Dominic Massa /EyewitnessNews
Email:dmassa@wwltv.com |Twitter:@DMassaWWL
Kathy Wilkerson, the city of New Orleans' first female firefighter, died Saturday of complications from cancer, the fire department announced. She was 57.
A statement from the New Orleans Fire Department said Wilkerson died in Eau Claire, Wisconsin.
Wilkerson entered the fire department ranks in 1992 becoming the first female firefighter in the city's history.
'She broke the barrier for females coming into the fire service in New Orleans,' said the department in its statement Saturday.
In interviews marking her first days on the job back in 1992, Wilkerson admitted that she had encountered some resistance from her male counterparts, but that it evaporated once they saw her doing the job.
'I've earned respect by doing my job,' Wilkerson said. 'The men have found out that I'm not a load,' she told a Times-Picayune reporter.
Wilkerson told WWL-TV reporter Mike Perlstein, then a reporter for the newspaper, that when she applied for the job, she was not driven by any grand designs to tear down gender barriers.

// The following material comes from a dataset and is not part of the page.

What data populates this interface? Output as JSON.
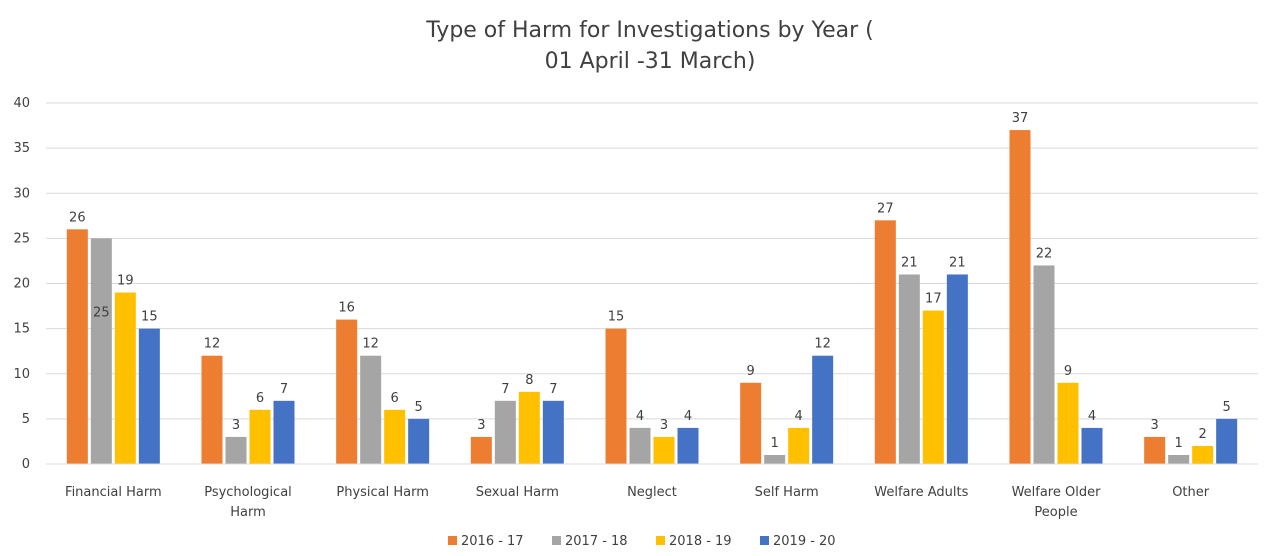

'I'm in shock,' Wilkerson said at the time of her graduation. 'I'm just glad I got through it.'
Her entry into the department was not without controversy. An investigation found that some training academy personnel made her meet higher physical standards than past recruits, along with mishandling the testing and application process for her, violating civil service rules. There were also allegations that Wilkerson, who was African-American, had her civil rights violated.
There were even simpler problems, like the lack of a women's restroom at the training facility.

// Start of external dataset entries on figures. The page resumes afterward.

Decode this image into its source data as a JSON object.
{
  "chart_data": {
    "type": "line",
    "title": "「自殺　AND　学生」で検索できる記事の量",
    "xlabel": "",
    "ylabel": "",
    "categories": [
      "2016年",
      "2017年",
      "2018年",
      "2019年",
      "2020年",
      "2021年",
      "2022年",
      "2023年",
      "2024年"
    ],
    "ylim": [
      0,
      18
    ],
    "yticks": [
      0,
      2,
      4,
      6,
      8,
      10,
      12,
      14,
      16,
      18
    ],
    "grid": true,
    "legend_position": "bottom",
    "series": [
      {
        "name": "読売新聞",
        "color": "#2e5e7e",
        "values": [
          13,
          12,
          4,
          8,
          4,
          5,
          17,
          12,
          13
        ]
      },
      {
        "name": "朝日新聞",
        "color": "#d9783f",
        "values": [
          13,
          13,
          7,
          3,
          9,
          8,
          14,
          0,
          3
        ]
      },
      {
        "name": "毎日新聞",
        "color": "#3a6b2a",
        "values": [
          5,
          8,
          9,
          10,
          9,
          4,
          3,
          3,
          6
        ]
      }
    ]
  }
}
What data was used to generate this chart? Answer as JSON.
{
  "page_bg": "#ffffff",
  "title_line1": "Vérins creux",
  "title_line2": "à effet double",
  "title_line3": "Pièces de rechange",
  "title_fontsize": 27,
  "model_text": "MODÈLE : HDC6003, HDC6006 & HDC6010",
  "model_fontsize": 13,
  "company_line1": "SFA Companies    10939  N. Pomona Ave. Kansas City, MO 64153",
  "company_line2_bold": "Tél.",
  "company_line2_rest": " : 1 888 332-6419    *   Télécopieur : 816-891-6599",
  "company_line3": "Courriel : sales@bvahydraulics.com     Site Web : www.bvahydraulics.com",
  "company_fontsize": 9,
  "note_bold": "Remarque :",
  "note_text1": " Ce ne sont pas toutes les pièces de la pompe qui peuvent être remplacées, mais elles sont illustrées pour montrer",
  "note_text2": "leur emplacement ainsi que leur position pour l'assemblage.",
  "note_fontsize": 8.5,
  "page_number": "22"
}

'I decided to do this for all the women out there. With some encouragement, there should be more of us coming along,' she told Perlstein in an interview.

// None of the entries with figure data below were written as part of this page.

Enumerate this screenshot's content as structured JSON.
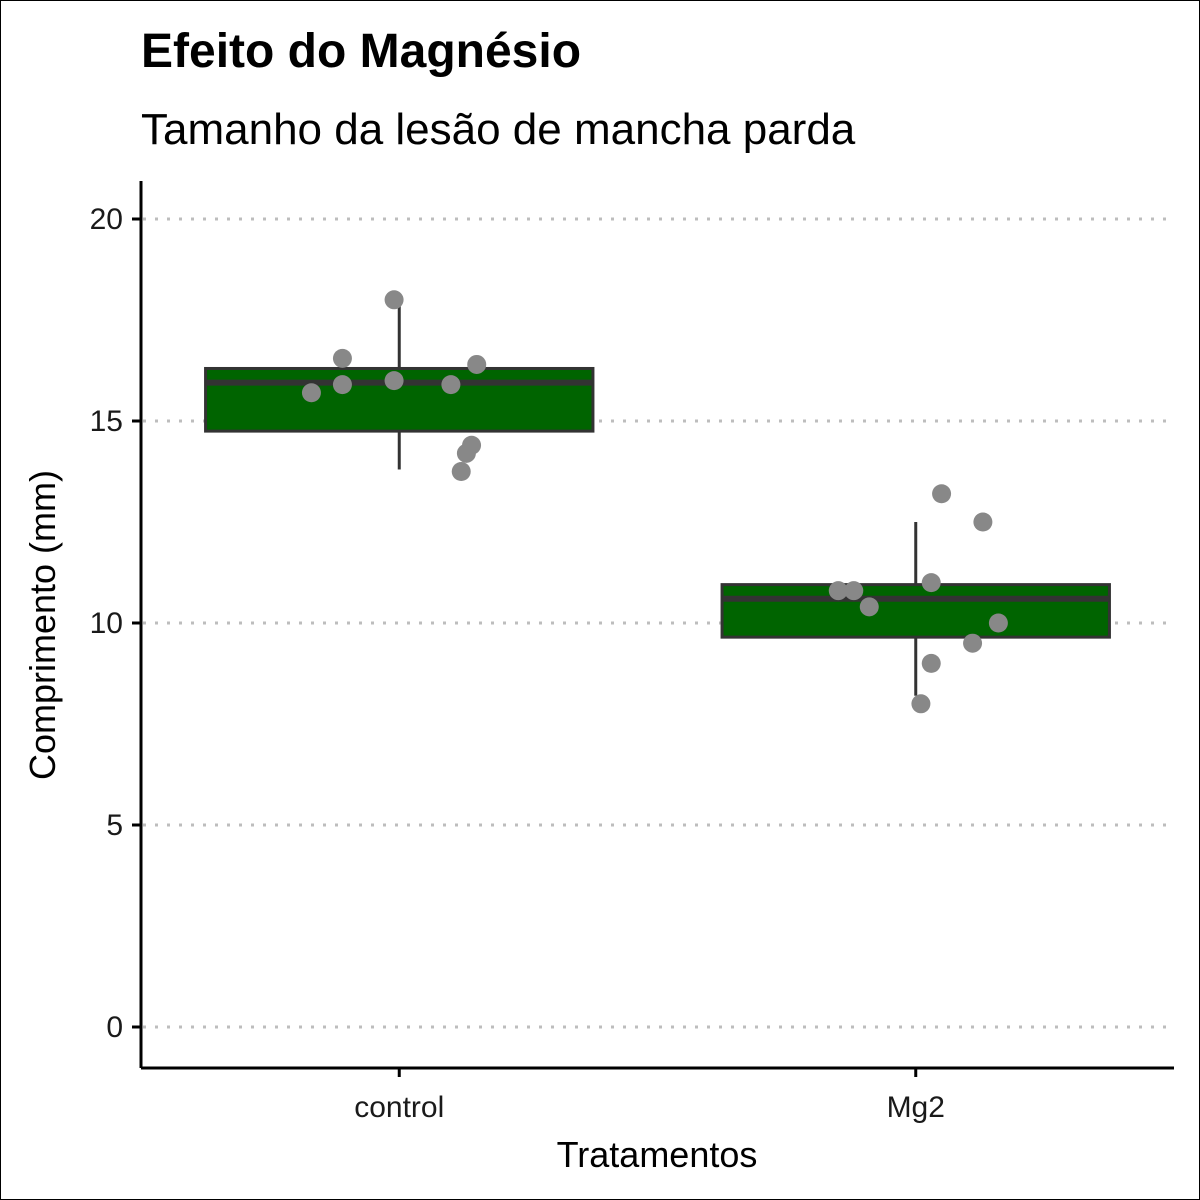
{
  "chart_data": {
    "type": "box",
    "title": "Efeito do Magnésio",
    "subtitle": "Tamanho da lesão de mancha parda",
    "xlabel": "Tratamentos",
    "ylabel": "Comprimento (mm)",
    "ylim": [
      -1,
      21
    ],
    "yticks": [
      "0",
      "5",
      "10",
      "15",
      "20"
    ],
    "ytick_values": [
      0,
      5,
      10,
      15,
      20
    ],
    "grid": "horizontal-dotted",
    "legend": "none",
    "box_fill": "#006400",
    "box_line": "#333333",
    "point_color": "#888888",
    "categories": [
      "control",
      "Mg2"
    ],
    "boxes": [
      {
        "category": "control",
        "whisker_low": 13.8,
        "q1": 14.75,
        "median": 15.95,
        "q3": 16.3,
        "whisker_high": 17.9,
        "points": [
          {
            "x": -0.17,
            "y": 15.7
          },
          {
            "x": -0.11,
            "y": 15.9
          },
          {
            "x": -0.11,
            "y": 16.55
          },
          {
            "x": -0.01,
            "y": 18.0
          },
          {
            "x": -0.01,
            "y": 16.0
          },
          {
            "x": 0.1,
            "y": 15.9
          },
          {
            "x": 0.15,
            "y": 16.4
          },
          {
            "x": 0.14,
            "y": 14.4
          },
          {
            "x": 0.13,
            "y": 14.2
          },
          {
            "x": 0.12,
            "y": 13.75
          }
        ]
      },
      {
        "category": "Mg2",
        "whisker_low": 8.2,
        "q1": 9.65,
        "median": 10.6,
        "q3": 10.95,
        "whisker_high": 12.5,
        "points": [
          {
            "x": -0.15,
            "y": 10.8
          },
          {
            "x": -0.12,
            "y": 10.8
          },
          {
            "x": -0.09,
            "y": 10.4
          },
          {
            "x": 0.05,
            "y": 13.2
          },
          {
            "x": 0.13,
            "y": 12.5
          },
          {
            "x": 0.03,
            "y": 11.0
          },
          {
            "x": 0.16,
            "y": 10.0
          },
          {
            "x": 0.11,
            "y": 9.5
          },
          {
            "x": 0.03,
            "y": 9.0
          },
          {
            "x": 0.01,
            "y": 8.0
          }
        ]
      }
    ]
  }
}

She said her two daughters, then 11 and 8 years old, kept her going.
'I didn't want them to think their mother was a quitter,' she said. 'They were really proud of me.'
There are currently seven female firefighters in the NOFD, according to Capt. Terry Hardy, a district chief and fire department spokesman, who remembered going through the training academy in the 1990s with Wilkerson.
'She was a trailblazer, that's for sure,'Hardy remembered Saturday. 'She came on when the fire department had just celebrated its 100th anniversary, and so her joining us at that time meant a lot.'
Hardy said that even now, more than 20 years later, the department is always looking to recruit more female firefighters, and hopes that a recent personnel grant may help with that goal.
Wilkerson left the department in 1997, after suffering an auto accident.
She is survived by her two daughters and one grandchild.
Funeral services are pending, the department said.